For the moment. Thomas sighed, gathered up the reins and swung aboard. Harley grunted as his rider settled into the saddle. He slid a hand down the horse's neck and wondered, just briefly, what he was doing leaving Lady behind.
The yard filled with milling horses and mules as the boys came outside, their entourage following them. Harley sidled away from the commotion and Thomas let him go. As they
dipped into the shadows thrown by the corner of the building, a lithe figure darted out and caught at the horse's nosepiece.
"Sir Thomas," Shankar hissed. "A word with you, please?''
The Mojavan ambassador looked more than a little rumpled. His shirttails hung out and there were creases as if he'd slept in his clothes. That did not surprise Thomas—Shankar had been extremely busy with Drakkar the past few weeks. Denethan's son was consumed with the desire to learn all he could about the Seven Counties, firsthand if necessary, and seemed to be in motion constantly. "What is it, Shankar?"
"I beg of you—a last minute addition to your party.
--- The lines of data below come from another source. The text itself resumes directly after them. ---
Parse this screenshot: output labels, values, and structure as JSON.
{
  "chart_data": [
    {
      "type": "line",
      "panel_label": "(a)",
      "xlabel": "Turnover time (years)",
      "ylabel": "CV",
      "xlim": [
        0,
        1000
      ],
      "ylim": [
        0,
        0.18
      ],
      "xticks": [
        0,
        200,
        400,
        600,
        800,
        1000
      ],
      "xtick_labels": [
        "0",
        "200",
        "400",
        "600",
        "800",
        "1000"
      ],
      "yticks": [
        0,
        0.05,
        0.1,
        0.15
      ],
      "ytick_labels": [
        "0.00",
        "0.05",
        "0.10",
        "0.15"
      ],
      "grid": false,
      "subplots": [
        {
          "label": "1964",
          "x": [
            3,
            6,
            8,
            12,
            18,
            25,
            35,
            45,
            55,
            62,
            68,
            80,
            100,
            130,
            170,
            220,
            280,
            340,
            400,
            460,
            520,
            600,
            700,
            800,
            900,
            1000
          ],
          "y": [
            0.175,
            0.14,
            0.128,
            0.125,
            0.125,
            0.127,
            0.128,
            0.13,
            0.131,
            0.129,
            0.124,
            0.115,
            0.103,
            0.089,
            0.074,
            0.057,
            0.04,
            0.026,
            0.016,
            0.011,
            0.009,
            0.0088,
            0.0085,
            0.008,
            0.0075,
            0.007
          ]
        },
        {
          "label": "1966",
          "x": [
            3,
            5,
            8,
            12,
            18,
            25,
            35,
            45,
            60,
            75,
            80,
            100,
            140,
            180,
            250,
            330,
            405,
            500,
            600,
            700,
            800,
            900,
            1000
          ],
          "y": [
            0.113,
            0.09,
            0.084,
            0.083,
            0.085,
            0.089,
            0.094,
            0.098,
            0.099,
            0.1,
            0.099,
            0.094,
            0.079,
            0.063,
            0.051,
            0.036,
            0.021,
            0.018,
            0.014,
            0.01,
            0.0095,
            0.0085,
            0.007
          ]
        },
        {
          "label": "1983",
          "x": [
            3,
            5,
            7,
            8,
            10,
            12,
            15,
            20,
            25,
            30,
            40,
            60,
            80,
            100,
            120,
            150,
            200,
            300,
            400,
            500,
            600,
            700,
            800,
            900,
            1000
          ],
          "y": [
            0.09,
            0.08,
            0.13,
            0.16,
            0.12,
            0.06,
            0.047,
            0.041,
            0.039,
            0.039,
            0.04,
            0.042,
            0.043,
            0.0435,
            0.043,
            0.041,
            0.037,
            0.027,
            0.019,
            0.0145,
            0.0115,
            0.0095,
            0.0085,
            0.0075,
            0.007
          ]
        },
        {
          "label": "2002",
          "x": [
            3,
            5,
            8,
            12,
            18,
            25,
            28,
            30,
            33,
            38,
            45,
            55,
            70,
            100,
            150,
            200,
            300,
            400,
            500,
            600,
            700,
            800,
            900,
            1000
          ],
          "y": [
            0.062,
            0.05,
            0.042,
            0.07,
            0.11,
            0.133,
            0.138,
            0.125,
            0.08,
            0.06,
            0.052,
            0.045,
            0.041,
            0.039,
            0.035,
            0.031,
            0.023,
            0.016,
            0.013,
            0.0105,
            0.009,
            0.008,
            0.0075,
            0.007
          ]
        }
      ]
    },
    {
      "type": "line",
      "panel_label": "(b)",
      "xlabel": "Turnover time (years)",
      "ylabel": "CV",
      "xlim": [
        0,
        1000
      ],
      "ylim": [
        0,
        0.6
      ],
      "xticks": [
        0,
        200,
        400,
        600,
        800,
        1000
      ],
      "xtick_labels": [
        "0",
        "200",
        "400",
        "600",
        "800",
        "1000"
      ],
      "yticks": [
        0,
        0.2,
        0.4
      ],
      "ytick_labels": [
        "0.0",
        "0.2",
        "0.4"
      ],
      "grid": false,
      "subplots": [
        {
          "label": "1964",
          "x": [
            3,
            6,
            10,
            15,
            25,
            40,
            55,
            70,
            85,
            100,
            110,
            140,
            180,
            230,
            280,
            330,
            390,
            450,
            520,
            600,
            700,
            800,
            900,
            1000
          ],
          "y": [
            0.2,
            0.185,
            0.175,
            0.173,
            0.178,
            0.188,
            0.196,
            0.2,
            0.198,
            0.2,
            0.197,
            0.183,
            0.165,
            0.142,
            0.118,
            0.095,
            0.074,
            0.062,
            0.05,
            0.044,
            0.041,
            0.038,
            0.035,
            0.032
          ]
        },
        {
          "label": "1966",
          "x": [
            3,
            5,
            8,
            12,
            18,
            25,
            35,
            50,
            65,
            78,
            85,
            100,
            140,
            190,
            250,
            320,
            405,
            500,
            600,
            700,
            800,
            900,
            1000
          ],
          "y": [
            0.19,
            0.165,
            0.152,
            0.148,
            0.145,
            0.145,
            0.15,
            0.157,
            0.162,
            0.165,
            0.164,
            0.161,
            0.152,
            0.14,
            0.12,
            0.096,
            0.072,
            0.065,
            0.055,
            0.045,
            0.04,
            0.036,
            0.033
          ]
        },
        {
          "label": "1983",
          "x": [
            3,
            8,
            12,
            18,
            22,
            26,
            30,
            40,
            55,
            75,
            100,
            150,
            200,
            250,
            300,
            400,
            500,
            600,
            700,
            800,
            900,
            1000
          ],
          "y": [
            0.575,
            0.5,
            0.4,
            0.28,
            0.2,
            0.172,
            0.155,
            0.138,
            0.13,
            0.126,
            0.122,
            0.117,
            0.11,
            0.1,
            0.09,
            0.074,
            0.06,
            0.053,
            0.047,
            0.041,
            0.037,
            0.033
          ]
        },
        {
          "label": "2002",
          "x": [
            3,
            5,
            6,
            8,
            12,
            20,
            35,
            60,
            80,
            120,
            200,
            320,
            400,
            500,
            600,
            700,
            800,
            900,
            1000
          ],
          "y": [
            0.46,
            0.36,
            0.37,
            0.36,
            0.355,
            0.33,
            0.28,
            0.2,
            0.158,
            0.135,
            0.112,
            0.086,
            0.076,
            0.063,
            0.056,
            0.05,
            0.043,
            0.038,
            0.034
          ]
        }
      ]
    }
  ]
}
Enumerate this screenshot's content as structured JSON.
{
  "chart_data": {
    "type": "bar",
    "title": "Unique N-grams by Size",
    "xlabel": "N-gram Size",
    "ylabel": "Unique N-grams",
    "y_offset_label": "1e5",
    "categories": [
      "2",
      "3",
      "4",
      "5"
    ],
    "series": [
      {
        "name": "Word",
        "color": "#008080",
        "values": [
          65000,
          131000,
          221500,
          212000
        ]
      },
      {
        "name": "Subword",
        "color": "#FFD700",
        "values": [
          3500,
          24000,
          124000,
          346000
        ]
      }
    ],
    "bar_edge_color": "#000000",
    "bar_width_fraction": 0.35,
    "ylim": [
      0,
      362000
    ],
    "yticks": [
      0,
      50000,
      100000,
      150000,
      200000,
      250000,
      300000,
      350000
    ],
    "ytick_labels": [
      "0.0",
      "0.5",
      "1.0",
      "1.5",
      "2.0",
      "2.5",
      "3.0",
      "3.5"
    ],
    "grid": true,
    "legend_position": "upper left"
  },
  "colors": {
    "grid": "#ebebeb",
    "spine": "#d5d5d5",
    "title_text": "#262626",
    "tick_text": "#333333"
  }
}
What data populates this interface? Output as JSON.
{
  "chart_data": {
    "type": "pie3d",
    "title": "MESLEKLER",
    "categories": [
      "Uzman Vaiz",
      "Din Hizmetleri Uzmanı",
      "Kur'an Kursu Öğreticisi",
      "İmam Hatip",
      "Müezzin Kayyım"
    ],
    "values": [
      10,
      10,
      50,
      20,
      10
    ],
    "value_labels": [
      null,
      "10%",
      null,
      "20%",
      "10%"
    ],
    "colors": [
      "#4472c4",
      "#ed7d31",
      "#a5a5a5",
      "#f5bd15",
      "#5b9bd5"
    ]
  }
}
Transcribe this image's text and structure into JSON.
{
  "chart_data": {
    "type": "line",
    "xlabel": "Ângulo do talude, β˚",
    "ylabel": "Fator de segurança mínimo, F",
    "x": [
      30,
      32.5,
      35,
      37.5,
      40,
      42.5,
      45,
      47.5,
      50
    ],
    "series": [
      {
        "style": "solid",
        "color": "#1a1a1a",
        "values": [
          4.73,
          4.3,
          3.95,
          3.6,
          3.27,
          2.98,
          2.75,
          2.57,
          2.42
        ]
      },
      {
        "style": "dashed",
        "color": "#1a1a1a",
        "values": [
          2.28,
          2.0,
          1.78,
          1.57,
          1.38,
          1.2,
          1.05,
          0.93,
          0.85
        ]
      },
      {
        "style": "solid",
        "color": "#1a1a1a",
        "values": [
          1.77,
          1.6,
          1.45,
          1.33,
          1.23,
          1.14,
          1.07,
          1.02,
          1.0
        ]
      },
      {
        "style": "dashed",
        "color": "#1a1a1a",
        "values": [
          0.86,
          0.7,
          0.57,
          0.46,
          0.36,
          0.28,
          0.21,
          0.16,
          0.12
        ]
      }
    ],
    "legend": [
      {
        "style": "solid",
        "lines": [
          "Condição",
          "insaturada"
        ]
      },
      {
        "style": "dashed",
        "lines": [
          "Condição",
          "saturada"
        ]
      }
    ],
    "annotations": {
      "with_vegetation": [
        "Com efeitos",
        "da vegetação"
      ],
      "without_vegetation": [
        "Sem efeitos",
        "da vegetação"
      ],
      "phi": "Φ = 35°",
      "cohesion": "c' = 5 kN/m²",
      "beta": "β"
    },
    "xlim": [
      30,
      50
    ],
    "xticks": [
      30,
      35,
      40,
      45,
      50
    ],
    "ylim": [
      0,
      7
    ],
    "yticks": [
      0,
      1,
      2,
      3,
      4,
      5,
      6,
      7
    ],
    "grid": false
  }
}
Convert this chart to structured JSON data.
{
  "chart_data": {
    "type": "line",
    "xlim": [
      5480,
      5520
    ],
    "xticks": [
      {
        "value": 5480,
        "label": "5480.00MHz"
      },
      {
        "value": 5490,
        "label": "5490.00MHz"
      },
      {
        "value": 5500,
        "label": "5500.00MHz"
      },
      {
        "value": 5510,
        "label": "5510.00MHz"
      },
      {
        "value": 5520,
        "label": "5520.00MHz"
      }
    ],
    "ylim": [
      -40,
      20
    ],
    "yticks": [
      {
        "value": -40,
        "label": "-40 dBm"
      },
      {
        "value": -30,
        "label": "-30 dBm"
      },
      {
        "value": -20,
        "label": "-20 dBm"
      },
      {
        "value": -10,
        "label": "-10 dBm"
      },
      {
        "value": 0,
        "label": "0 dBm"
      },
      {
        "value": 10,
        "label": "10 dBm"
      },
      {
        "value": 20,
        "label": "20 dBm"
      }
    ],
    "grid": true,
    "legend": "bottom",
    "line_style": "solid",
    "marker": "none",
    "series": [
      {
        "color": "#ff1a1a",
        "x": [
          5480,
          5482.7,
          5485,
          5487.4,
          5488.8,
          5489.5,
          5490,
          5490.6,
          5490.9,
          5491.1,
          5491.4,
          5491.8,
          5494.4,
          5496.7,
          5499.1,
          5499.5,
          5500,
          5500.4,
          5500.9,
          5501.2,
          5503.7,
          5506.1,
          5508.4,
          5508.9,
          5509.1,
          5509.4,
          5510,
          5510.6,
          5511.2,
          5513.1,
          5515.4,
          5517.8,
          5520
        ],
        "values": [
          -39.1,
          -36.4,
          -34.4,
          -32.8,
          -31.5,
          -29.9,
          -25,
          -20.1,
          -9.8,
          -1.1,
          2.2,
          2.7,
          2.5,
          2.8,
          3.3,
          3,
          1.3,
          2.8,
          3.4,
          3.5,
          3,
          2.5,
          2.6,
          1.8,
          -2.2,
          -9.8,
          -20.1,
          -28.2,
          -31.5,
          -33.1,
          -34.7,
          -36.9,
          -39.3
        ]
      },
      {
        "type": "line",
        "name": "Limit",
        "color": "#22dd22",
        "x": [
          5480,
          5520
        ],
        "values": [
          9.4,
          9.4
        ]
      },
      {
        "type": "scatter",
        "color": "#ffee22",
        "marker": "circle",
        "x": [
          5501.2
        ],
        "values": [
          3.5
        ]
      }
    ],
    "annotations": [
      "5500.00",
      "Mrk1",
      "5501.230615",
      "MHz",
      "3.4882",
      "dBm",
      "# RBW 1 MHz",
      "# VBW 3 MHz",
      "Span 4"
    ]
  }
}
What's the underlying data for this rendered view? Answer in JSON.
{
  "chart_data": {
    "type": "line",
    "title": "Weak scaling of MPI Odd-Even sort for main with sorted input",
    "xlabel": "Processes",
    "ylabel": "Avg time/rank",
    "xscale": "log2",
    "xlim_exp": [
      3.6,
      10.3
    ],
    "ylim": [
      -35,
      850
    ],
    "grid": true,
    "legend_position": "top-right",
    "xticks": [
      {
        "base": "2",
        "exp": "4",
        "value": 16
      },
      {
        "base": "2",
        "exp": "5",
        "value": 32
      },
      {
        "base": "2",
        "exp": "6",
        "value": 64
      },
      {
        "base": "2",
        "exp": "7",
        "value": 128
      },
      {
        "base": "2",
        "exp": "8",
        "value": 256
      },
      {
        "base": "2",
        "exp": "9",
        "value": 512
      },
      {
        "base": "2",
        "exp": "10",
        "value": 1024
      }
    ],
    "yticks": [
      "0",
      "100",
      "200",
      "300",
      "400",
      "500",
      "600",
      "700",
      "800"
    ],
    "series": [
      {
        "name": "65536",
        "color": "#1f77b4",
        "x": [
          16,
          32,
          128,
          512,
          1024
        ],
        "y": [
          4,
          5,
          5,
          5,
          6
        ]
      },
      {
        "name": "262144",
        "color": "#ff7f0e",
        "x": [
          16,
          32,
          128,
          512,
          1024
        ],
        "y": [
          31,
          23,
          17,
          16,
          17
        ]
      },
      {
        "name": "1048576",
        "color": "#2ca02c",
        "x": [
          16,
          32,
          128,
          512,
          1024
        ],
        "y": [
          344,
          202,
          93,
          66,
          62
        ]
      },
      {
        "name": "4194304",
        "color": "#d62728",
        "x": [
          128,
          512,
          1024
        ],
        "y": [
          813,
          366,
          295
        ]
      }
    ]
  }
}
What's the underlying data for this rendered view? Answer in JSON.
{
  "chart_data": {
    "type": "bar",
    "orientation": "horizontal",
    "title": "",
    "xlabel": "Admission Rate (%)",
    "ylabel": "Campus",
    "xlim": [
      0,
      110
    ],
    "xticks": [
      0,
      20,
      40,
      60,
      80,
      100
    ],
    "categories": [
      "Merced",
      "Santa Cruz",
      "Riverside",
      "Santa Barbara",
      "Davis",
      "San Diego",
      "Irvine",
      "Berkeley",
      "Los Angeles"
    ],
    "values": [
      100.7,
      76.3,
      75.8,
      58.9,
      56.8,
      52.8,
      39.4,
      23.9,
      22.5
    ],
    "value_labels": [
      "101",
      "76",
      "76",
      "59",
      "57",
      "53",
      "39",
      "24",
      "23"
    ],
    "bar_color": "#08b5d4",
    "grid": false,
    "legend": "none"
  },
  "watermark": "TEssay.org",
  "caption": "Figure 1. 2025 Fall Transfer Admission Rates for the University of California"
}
The experience will be good for my charge—who, may I remind you, was sent to your fostering care, and who, I may also remind you, curries as much dislike as like—"
"Shankar," the young man scolded as he rode forward out of the shadows, frowning slightly in the brightness of the daylight, "is that any way to ask for a favor? Sir Thomas, what he and I desire is that I be allowed to accompany your mapping expedition."
The surveyors had a two-year mission ahead of them.
Harley snorted at the Mojavan's blue-black horse and dodged aside as Thomas answered. "I doubt your father wants you in peril and out of touch for the next two years."
Drakkar's dark brow went up. His crest rustled as if stirring. "You misunderstand me. I don't want to join the mappers. I had in mind riding with you."
"To the Vaults?"
"And to the nester boundaries."
Thomas considered. Doubtless, Denethan was as concerned about the recent nester unrest as he was—and the boundaries of the territory. He would send spies regardless. Why not take advantage and keep Denethan's boy in sight where, hopefully, Thomas could also keep him under restraint? Nor could he afford to forget that Denethan had sent him for protection as well.
As if following Blade's train of thought, Shankar blurted, "And you will need to keep him away from his enemies as well."
"Old enemies or new ones?" Thomas asked dryly.